Als Beckenformen für Belebungbecken kommen Umlaufbecken, quadratische oder längliche Formen in Frage. Je nach betrieblicher Erfordernis (z.B. Auftrennung von belüfteten und unbelüfteten Becken zur Denitrifikation) können mehrere Becken vorgesehen werden.

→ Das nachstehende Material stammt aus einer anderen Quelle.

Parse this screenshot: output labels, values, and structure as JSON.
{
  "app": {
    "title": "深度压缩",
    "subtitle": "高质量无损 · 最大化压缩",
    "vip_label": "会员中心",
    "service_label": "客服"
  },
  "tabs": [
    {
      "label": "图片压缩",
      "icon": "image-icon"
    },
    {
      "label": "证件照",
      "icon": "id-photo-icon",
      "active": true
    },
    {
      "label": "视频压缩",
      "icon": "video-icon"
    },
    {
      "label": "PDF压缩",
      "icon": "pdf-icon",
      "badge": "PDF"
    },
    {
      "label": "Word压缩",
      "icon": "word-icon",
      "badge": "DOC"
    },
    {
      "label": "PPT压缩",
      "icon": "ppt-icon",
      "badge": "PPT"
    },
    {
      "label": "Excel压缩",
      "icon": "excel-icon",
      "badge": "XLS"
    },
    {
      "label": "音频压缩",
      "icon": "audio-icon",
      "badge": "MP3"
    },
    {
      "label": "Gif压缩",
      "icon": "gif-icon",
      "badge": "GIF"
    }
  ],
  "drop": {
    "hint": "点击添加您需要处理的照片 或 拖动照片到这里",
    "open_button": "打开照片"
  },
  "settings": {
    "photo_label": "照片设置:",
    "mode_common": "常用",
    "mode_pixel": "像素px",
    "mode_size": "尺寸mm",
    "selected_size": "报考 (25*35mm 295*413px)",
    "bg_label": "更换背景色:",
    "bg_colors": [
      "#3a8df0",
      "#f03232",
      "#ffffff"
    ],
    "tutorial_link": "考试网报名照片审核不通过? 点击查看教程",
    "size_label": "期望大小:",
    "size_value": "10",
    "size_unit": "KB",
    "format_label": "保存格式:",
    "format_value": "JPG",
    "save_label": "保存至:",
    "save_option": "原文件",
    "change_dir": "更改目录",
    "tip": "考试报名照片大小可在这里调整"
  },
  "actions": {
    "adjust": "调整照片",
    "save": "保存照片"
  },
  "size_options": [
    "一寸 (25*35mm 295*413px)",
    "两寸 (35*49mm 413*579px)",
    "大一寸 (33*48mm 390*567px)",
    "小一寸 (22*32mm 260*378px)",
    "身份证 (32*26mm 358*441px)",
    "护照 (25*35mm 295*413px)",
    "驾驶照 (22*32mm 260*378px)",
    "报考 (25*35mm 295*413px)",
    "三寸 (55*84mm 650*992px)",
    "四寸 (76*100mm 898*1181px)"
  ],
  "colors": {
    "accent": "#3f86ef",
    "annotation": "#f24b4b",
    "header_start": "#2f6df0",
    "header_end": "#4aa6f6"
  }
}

Die Bemessung der Anlagen erfolgt nach dem Schlammalter, das ist die mittlere Aufenthaltsdauer des Bakterienschlammes im System. Damit kann sichergestellt werden, dass ausreichend Zeit besteht, um auch langsam wachsenden Bakterien, wie die Nitrifikation, zu halten. Das Schlammalter ist grundsätzlich nicht die hydraulische Aufenthaltsdauer, da die Schlammwirtschaft durch den Rückhalt des Schlammes im Nachklärbecken in Grenzen von der Hydraulik entkoppelt ist. Das Schlammalter ist somit von der Schlammmenge im System und dem täglichen Überschussschlammanfall weges des Biomassewachstums abhängig.
Zumeist können aus Gründen der Abtrennungsleistung im Nachklärbecken Schlammkonzentrationen von 3 bis 5 g Trockensubstanz je Liter im Belebungsbecken gehalten werden. Für die heute übliche Reinigung mit Nitrifikation und Denitrifikation sind bei den in Mitteleuropa üblichen kühlen Temperaturen Schlammalter von 15 bis 25 Tagen erforderlich.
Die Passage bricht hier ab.